Va a cumplir ochenta tacos y luce con ese esplendor intacto de la belleza que brota del fondo del alma. Ni las arrugas de la edad, ni las brumas de la distancia, ni los cambios de paradigmas estéticos y culturales han desgastado el brillo y la grandeza de ‘Casablanca’, obra maestra cuyo secreto de inmortalidad reside en el vértigo de su sentimentalidad espontánea y en la acumulación feliz de hallazgos intuitivos, casuales, impremeditados, que la rodean de una pátina de perfección casi involuntaria y consiguen cuajar esa atmósfera de magia irrepetible, certera, redonda, acabada, capaz de otorgar a una creación artística la condición de clásica. Aunque sea un melodrama.

Todo en esta película imperecedera tiene en realidad un aire improvisado. Pensada como una producción rutinaria, de repertorio, para cubrir la cuota contractual de unos estudios californianos obligados incluso a reaprovechar decorados con tal de presentar en plena guerra varias decenas de estrenos al año, se convirtió en leyenda gracias a la inspiración de unos actores en estado de gracia y de unos guionistas iluminados –probablemente por iluminación etílica– a la hora de estructurar el relato a base de rescribir sobre la marcha los diálogos. El resultado, quizá fortuito, fue un prodigio de fluidez narrativa envuelto en un halo de hechizo, una acumulación de aciertos conceptuales, de frases fulgurantes y de duelos interpretativos que han acabado proyectándose en la modernidad con el poder de sugestión que caracteriza a los mitos.

Y luego está, como imparable vector de fuerza, el espíritu romántico que sirve de trasfondo –en el apogeo de la gran masacre bélica– a un mensaje de vigor ético. Bajo la apariencia de cinismo pragmático de Bogart late una encarnadura moral de compromiso, patriotismo y desprendimiento; la construcción del personaje remite al prototipo de héroe del ‘western’ con un pasado oculto en una nube de misterio y un presente de superviviente escéptico, pero el truco que embruja el guion consiste en la caída de esa máscara de ambigüedad e indiferencia en un desenlace de sacrificio quijotesco. El giro desde la trama de amor, juego, espionaje y recuerdos hacia un final redentor de nobleza idealista es un rasgo de genio que se puede ver mil veces sin dejar de sentir el cosquilleo de un encanto inmarcesible, eterno.

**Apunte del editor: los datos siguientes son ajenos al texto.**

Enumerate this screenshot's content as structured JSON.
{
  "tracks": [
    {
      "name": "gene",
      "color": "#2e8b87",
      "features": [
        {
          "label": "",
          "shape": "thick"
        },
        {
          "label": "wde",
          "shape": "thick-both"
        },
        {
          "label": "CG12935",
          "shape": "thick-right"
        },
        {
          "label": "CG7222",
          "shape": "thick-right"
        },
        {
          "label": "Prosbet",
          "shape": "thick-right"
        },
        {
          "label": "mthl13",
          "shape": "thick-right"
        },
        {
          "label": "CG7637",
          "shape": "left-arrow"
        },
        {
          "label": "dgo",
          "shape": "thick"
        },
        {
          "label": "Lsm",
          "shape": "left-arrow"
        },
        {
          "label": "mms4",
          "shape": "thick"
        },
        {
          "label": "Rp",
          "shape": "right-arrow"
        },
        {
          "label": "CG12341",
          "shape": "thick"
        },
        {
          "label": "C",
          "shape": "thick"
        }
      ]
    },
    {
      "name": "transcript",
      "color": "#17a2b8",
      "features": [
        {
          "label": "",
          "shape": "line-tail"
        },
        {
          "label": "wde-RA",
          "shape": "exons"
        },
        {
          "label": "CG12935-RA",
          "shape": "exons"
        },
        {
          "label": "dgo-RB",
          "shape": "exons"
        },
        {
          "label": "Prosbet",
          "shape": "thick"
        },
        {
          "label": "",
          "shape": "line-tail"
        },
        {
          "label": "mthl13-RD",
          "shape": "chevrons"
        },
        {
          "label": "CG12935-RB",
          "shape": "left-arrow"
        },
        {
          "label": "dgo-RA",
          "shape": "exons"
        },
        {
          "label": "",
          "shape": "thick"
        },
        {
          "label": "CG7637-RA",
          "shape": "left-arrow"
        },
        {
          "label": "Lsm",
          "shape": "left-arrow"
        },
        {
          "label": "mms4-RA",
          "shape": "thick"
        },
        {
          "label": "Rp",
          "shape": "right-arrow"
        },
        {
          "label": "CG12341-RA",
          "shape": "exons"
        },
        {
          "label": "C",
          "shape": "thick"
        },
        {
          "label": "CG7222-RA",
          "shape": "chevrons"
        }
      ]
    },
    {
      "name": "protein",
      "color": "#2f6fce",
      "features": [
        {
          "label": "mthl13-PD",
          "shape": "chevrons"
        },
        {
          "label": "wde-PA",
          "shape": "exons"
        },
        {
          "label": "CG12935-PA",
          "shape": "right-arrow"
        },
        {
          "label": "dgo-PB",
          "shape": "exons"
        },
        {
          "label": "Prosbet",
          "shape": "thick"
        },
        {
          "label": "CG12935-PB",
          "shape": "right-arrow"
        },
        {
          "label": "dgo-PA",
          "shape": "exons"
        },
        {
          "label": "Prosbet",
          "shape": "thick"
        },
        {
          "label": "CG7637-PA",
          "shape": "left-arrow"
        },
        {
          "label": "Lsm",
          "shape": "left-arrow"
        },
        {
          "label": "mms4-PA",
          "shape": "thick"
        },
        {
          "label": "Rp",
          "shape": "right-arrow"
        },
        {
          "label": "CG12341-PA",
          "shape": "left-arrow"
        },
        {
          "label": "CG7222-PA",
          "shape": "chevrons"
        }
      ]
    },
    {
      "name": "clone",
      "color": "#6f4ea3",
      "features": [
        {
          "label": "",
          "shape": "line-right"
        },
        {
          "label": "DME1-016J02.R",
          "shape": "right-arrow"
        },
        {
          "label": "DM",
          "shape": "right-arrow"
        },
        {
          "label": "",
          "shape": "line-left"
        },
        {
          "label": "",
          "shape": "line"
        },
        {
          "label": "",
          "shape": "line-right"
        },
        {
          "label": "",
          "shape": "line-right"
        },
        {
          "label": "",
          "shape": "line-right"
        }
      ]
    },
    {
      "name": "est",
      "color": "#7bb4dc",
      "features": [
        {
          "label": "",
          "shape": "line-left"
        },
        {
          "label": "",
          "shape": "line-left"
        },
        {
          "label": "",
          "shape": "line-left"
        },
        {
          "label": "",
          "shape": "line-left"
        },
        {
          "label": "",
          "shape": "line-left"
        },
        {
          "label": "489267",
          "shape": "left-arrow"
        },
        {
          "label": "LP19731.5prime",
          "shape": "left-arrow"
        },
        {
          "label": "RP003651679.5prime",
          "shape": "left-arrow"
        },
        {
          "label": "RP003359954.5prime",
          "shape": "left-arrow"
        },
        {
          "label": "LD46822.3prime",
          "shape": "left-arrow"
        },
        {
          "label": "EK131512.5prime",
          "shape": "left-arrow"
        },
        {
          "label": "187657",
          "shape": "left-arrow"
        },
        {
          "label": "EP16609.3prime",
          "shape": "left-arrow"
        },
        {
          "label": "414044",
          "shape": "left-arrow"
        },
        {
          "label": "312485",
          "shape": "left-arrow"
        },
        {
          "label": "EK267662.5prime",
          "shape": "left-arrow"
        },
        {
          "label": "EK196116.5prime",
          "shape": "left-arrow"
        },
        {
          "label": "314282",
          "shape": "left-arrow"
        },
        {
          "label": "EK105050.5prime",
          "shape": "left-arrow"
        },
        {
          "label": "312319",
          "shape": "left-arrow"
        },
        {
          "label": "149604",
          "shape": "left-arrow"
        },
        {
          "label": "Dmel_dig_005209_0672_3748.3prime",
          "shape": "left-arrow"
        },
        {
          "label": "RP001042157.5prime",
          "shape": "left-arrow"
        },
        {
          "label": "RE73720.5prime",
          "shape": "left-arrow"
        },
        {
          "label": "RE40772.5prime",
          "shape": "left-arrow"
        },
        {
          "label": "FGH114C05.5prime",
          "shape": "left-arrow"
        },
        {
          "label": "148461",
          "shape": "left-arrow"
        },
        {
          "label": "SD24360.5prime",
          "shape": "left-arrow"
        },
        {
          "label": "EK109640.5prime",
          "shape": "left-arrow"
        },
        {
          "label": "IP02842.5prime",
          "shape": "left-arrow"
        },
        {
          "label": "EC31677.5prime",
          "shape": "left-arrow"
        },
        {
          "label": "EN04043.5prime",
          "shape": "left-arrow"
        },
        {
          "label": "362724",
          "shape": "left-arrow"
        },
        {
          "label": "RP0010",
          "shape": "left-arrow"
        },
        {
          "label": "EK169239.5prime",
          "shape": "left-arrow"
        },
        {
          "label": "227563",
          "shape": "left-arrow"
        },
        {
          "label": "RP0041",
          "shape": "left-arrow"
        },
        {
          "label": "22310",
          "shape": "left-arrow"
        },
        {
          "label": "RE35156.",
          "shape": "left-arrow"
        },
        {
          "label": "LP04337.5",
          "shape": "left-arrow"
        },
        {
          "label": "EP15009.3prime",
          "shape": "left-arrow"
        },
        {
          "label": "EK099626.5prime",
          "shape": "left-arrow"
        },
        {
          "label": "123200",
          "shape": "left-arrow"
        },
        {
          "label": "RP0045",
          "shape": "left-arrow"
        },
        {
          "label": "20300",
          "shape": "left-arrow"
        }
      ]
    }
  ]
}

La gran virtud de ‘Casablanca’ es que por más que se revisite no falla nunca porque trata, con una mezcla de emoción, ironía y elegancia, de causas, pasiones, sueños y valores que no caducan. La lealtad, el desamor, la culpa, la amistad, el azar, la muerte, la aventura. Pero aun si todo eso no bastase, queda la música. La partitura imborrable que habla de canciones de amor y luz de luna. La que vence al tiempo y despeja la duda de que Ilsa y Rick permanecerán siempre juntos en la memoria más allá de la espera, la traición y la renuncia.